One state that would welcome help in plugging old wells is Pennsylvania, where oil drilling began with the Drake well in 1859, a spokesman for the state's Department of Environmental Protection, or DEP, said. "There are currently over 8,000 unplugged or inadequately plugged wells on Pennsylvania's official books, over 1,000 more in the process of being evaluated as a result of recent company bankruptcies, and possibly hundreds of thousands more that are unaccounted for based on peer-reviewed literature," DEP spokesman Neil Shader said. "The question of plugging wells has often been an issue of a lack of resources for DEP; we have the expertise to plug the wells, just not the resources."

The good news, according to Shader and the report's authors, is that the bulk of older wells are shallow and simple, and plugging them should be relatively inexpensive.

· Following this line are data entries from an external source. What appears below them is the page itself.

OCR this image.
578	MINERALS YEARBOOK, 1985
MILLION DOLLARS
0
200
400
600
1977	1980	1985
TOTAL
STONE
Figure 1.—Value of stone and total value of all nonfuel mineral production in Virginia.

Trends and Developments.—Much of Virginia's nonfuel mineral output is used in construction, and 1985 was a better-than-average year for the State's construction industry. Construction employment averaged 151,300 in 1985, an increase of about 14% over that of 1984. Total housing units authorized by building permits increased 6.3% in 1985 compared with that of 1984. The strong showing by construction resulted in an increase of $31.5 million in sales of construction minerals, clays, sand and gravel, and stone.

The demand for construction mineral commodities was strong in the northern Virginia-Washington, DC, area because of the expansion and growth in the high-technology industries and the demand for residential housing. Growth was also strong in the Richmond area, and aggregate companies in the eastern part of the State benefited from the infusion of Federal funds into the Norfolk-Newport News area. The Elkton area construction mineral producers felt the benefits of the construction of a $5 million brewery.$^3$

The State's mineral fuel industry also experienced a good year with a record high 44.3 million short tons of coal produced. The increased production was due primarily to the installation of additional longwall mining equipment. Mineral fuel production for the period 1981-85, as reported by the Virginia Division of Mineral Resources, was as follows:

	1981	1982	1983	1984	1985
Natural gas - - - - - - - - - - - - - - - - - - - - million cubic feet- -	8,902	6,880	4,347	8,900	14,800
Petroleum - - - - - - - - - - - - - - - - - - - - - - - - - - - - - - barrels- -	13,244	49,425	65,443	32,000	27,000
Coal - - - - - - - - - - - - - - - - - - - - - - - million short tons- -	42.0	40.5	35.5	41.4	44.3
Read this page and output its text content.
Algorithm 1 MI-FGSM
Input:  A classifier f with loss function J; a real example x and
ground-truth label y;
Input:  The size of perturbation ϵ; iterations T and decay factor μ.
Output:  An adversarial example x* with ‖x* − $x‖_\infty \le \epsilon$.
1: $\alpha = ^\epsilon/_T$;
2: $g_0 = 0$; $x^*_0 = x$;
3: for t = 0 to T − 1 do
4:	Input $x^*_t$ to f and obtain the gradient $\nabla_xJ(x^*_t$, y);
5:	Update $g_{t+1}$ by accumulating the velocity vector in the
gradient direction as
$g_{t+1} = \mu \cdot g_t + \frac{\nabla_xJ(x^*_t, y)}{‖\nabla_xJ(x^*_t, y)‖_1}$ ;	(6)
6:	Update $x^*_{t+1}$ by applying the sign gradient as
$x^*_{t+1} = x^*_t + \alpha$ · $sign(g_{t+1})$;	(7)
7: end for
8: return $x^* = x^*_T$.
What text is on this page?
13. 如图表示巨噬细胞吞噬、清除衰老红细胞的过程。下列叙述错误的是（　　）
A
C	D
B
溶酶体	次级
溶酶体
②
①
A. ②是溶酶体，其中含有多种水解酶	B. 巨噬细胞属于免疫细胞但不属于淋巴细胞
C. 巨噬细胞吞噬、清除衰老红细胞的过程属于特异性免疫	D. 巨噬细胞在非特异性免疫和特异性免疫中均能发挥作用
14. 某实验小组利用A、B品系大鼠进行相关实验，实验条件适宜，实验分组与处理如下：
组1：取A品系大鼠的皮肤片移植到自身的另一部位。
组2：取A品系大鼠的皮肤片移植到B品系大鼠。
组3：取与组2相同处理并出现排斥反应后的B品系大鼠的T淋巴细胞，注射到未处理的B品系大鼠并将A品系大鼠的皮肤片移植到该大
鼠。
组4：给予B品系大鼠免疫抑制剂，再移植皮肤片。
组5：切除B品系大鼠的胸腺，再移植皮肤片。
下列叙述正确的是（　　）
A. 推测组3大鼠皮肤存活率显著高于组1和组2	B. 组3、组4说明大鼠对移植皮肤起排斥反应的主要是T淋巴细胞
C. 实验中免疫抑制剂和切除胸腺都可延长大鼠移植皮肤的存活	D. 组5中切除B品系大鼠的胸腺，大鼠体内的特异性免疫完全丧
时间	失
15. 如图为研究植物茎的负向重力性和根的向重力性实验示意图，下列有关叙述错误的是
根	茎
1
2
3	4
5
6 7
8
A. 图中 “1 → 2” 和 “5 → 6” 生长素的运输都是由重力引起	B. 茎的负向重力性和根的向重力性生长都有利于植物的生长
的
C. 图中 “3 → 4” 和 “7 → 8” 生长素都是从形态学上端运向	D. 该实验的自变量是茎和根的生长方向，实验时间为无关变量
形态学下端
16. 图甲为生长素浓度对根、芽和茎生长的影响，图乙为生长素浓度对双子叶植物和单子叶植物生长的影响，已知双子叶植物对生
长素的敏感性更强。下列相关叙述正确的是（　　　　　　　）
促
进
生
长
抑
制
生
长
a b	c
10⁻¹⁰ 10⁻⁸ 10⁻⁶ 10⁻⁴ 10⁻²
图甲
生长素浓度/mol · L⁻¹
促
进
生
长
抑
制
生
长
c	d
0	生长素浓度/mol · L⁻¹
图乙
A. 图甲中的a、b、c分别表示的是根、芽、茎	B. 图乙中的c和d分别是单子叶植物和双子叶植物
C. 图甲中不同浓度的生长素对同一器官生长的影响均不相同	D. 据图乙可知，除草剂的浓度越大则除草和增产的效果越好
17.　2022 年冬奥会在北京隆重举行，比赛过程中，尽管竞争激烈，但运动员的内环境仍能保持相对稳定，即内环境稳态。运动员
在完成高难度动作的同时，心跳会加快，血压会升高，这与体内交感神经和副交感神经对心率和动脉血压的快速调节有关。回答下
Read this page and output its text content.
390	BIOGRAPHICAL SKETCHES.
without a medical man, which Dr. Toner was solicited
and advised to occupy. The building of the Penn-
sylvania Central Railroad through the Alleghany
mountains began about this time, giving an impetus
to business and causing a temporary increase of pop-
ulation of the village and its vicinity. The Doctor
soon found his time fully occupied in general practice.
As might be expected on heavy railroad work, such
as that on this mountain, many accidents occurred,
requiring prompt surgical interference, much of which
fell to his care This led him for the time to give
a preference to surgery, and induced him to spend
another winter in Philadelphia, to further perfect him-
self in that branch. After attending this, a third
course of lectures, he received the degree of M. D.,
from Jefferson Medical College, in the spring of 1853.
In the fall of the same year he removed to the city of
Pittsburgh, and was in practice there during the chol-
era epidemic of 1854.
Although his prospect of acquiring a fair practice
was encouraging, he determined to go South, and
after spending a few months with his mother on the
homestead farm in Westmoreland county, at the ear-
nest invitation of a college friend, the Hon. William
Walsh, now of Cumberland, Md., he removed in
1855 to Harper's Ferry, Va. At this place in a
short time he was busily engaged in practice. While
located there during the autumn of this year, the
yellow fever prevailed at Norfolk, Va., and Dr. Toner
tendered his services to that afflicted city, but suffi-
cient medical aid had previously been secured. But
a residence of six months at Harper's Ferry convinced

Not all wells will be low-hanging fruit, the report cautioned. For example, plugging wells near groundwater sources and restoring the surface to contemporary standards can be a complex and expensive undertaking. The Columbia report estimates that plugging the 56,600 known orphaned wells will cost between $1.4 billion and $2.7 billion. To find and plug another 500,000 wells could cost between $12 billion and $24 billion and employ up to 120,000 workers, the report said.

A secondary effect of plugging these wells will be a cut in methane emissions, the authors noted. The U.S. Environmental Protection Agency estimates that unplugged and abandoned wells in the U.S. emit, on average, 280,000 metric tons of methane per year, the carbon dioxide-equivalent of 2.1 million passenger cars, the report said.